Je reste cependant assez mitigée sur cette lecture pour laquelle je me suis sentie plus spectatrice du récit fait par Grace, sans être émotionnellement très touchée.

Je le regrette un peu.

J’ai aimé passer du temps avec chacun, les voir évoluer dans leur contexte familier et être témoin des passages les plus déterminants de leur vie. 

Il m’a malgré tout manqué le ressenti; je ne me suis pas sentie transportée par les émotions, peut-être un peu étouffées par les longueurs répétitives à certains moments du récit. Je me suis parfois sentie perdue. 

Le dénouement arrive dans les toutes dernières pages, au terme d’un long roman et j’avais sans doute un peu hâte de découvrir enfin la vérité. 

Les avis peuvent être très partagés sur les romans de Kate Morton.

J’ai sincèrement souhaité la découvrir cette année, enthousiasmée par tous les avis positifs; je conserve l’envie de poursuivre mes lectures de l’auteure, plus par goût de connaissances historiques, de plongée notamment dans la période victorienne, que pour la recherche d’émotions ou de frissons de lecture.

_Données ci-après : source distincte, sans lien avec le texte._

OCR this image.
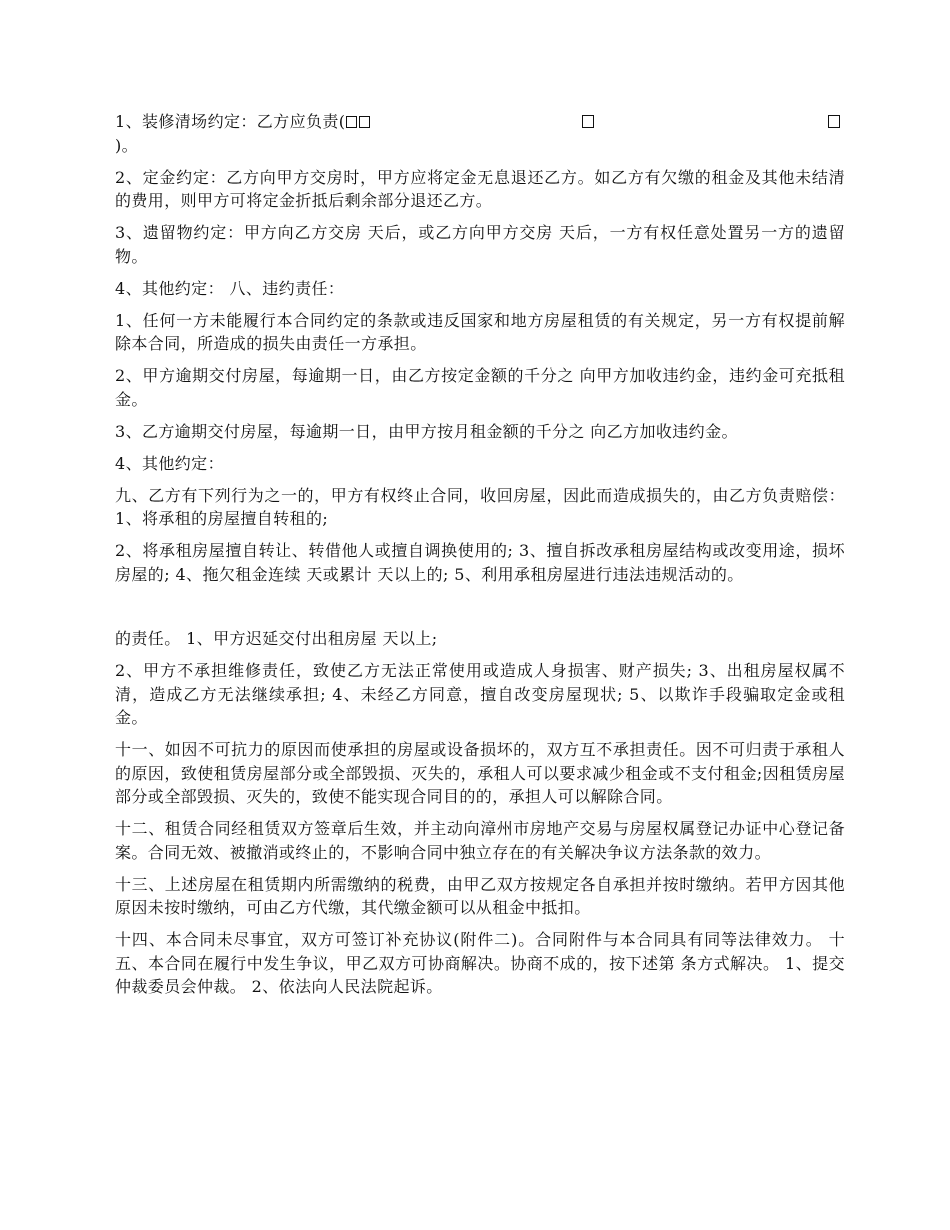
1、装修清场约定：乙方应负责(

)。

2、定金约定：乙方向甲方交房时，甲方应将定金无息退还乙方。如乙方有欠缴的租金及其他未结清的费用，则甲方可将定金折抵后剩余部分退还乙方。

3、遗留物约定：甲方向乙方交房 天后，或乙方向甲方交房 天后，一方有权任意处置另一方的遗留物。

4、其他约定： 八、违约责任：

1、任何一方未能履行本合同约定的条款或违反国家和地方房屋租赁的有关规定，另一方有权提前解除本合同，所造成的损失由责任一方承担。

2、甲方逾期交付房屋，每逾期一日，由乙方按定金额的千分之 向甲方加收违约金，违约金可充抵租金。

3、乙方逾期交付房屋，每逾期一日，由甲方按月租金额的千分之 向乙方加收违约金。

4、其他约定：

九、乙方有下列行为之一的，甲方有权终止合同，收回房屋，因此而造成损失的，由乙方负责赔偿： 1、将承租的房屋擅自转租的;

2、将承租房屋擅自转让、转借他人或擅自调换使用的; 3、擅自拆改承租房屋结构或改变用途，损坏房屋的; 4、拖欠租金连续 天或累计 天以上的; 5、利用承租房屋进行违法违规活动的。

的责任。 1、甲方迟延交付出租房屋 天以上;

2、甲方不承担维修责任，致使乙方无法正常使用或造成人身损害、财产损失; 3、出租房屋权属不清，造成乙方无法继续承担; 4、未经乙方同意，擅自改变房屋现状; 5、以欺诈手段骗取定金或租金。

十一、如因不可抗力的原因而使承担的房屋或设备损坏的，双方互不承担责任。因不可归责于承租人的原因，致使租赁房屋部分或全部毁损、灭失的，承租人可以要求减少租金或不支付租金;因租赁房屋部分或全部毁损、灭失的，致使不能实现合同目的的，承担人可以解除合同。

十二、租赁合同经租赁双方签章后生效，并主动向漳州市房地产交易与房屋权属登记办证中心登记备案。合同无效、被撤消或终止的，不影响合同中独立存在的有关解决争议方法条款的效力。

十三、上述房屋在租赁期内所需缴纳的税费，由甲乙双方按规定各自承担并按时缴纳。若甲方因其他原因未按时缴纳，可由乙方代缴，其代缴金额可以从租金中抵扣。

十四、本合同未尽事宜，双方可签订补充协议(附件二)。合同附件与本合同具有同等法律效力。 十五、本合同在履行中发生争议，甲乙双方可协商解决。协商不成的，按下述第 条方式解决。 1、提交 仲裁委员会仲裁。 2、依法向人民法院起诉。
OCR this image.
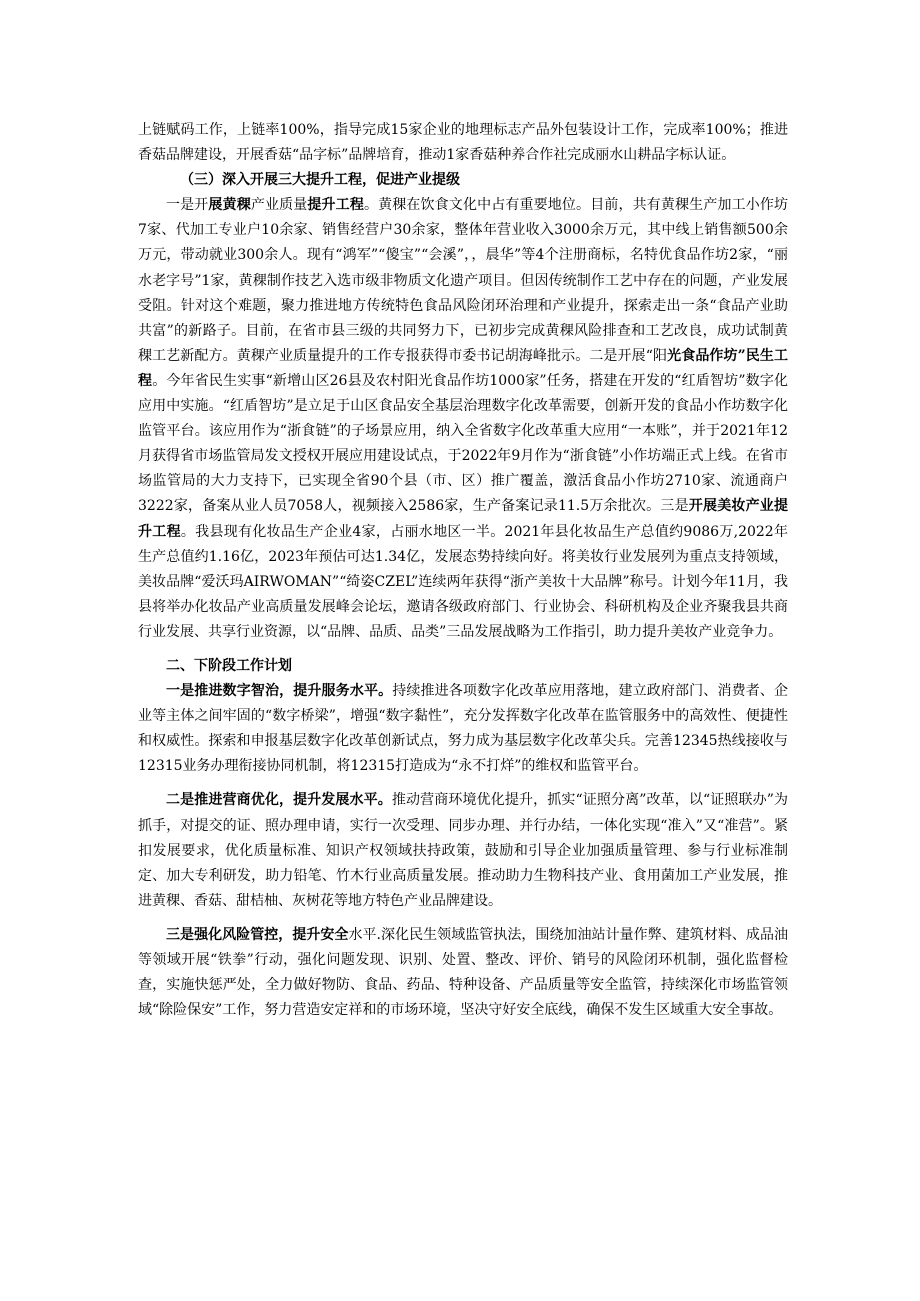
上链赋码工作，上链率100%，指导完成15家企业的地理标志产品外包装设计工作，完成率100%；推进香菇品牌建设，开展香菇“品字标”品牌培育，推动1家香菇种养合作社完成丽水山耕品字标认证。

（三）深入开展三大提升工程，促进产业提级

一是开展黄稞产业质量提升工程。黄稞在饮食文化中占有重要地位。目前，共有黄稞生产加工小作坊7家、代加工专业户10余家、销售经营户30余家，整体年营业收入3000余万元，其中线上销售额500余万元，带动就业300余人。现有“鸿军”“傻宝”“会溪”，，晨华”等4个注册商标，名特优食品作坊2家，“丽水老字号”1家，黄稞制作技艺入选市级非物质文化遗产项目。但因传统制作工艺中存在的问题，产业发展受阻。针对这个难题，聚力推进地方传统特色食品风险闭环治理和产业提升，探索走出一条“食品产业助共富”的新路子。目前，在省市县三级的共同努力下，已初步完成黄稞风险排查和工艺改良，成功试制黄稞工艺新配方。黄稞产业质量提升的工作专报获得市委书记胡海峰批示。二是开展“阳光食品作坊”民生工程。今年省民生实事“新增山区26县及农村阳光食品作坊1000家”任务，搭建在开发的“红盾智坊”数字化应用中实施。“红盾智坊”是立足于山区食品安全基层治理数字化改革需要，创新开发的食品小作坊数字化监管平台。该应用作为“浙食链”的子场景应用，纳入全省数字化改革重大应用“一本账”，并于2021年12月获得省市场监管局发文授权开展应用建设试点，于2022年9月作为“浙食链”小作坊端正式上线。在省市场监管局的大力支持下，已实现全省90个县（市、区）推广覆盖，激活食品小作坊2710家、流通商户3222家，备案从业人员7058人，视频接入2586家，生产备案记录11.5万余批次。三是开展美妆产业提升工程。我县现有化妆品生产企业4家，占丽水地区一半。2021年县化妆品生产总值约9086万,2022年生产总值约1.16亿，2023年预估可达1.34亿，发展态势持续向好。将美妆行业发展列为重点支持领域，美妆品牌“爱沃玛AIRWOMAN”“绮姿CZEL”连续两年获得“浙产美妆十大品牌”称号。计划今年11月，我县将举办化妆品产业高质量发展峰会论坛，邀请各级政府部门、行业协会、科研机构及企业齐聚我县共商行业发展、共享行业资源，以“品牌、品质、品类”三品发展战略为工作指引，助力提升美妆产业竞争力。

二、下阶段工作计划

一是推进数字智治，提升服务水平。持续推进各项数字化改革应用落地，建立政府部门、消费者、企业等主体之间牢固的“数字桥梁”，增强“数字黏性”，充分发挥数字化改革在监管服务中的高效性、便捷性和权威性。探索和申报基层数字化改革创新试点，努力成为基层数字化改革尖兵。完善12345热线接收与12315业务办理衔接协同机制，将12315打造成为“永不打烊”的维权和监管平台。

二是推进营商优化，提升发展水平。推动营商环境优化提升，抓实“证照分离”改革，以“证照联办”为抓手，对提交的证、照办理申请，实行一次受理、同步办理、并行办结，一体化实现“准入”又“准营”。紧扣发展要求，优化质量标准、知识产权领域扶持政策，鼓励和引导企业加强质量管理、参与行业标准制定、加大专利研发，助力铅笔、竹木行业高质量发展。推动助力生物科技产业、食用菌加工产业发展，推进黄稞、香菇、甜桔柚、灰树花等地方特色产业品牌建设。

三是强化风险管控，提升安全水平.深化民生领域监管执法，围绕加油站计量作弊、建筑材料、成品油等领域开展“铁拳”行动，强化问题发现、识别、处置、整改、评价、销号的风险闭环机制，强化监督检查，实施快惩严处，全力做好物防、食品、药品、特种设备、产品质量等安全监管，持续深化市场监管领域“除险保安”工作，努力营造安定祥和的市场环境，坚决守好安全底线，确保不发生区域重大安全事故。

Je serai peut-être agréablement surprise, je reste ouverte et attentive bien sûr !

Ses romans feront partie de ma bibliothèque et serviront de repères et de suggestions aux personnes férues de romans historiques et de secrets de famille.

Quelques citations :

« Quelque part au fond de moi-même, je ne suis tout à fait jamais partie de Riverton. Ou plutôt, c’est la maison qui a refusé de me laisser partir. »

« Je veux être libre. Disponible pour toutes les aventures qui peuvent se présenter et m’emporter dans leur tourbillon. »

« Pourquoi Hannah a-t-elle épousé Teddy ? Non pas parce qu’elle l’aimait, mais parce qu’elle était prête à l’aimer. Elle était jeune et sans expérience aucune, à quoi aurait-elle pu comparer ? »

« Personne ne trouva à redire aux visites de Robbie. En tout cas au début. Tout le monde savait que le jeune homme avait été l’ami de son frère, qu’il avait assisté à ses derniers instants. Il pouvait paraître insolite, voire inconvenant, ainsi que Bayle continuait à l’affirmer, mais on mettait cela sur le compte des étranges effets de la guerre. »

« Robbie devint sa bouée de sauvetage. Ils parlaient littérature, voyages… Ils échangeaient des idées farfelues, évoquaient des endroits lointains. On aurait dit qu’il savait déjà tout d’elle. Elle s’aperçut bientôt qu’elle avait hâte de le revoir, et entre ses passages, elle s’agitait, trouvait le temps long, ne s’intéressait plus à rien. »

« Après cela, les choses changèrent. L’implicite était devenu explicite. Pour Hannah, les ténèbres commençaient à se résorber. Elle était amoureuse, même si elle ne s’en rendait pas tout à fait compte. »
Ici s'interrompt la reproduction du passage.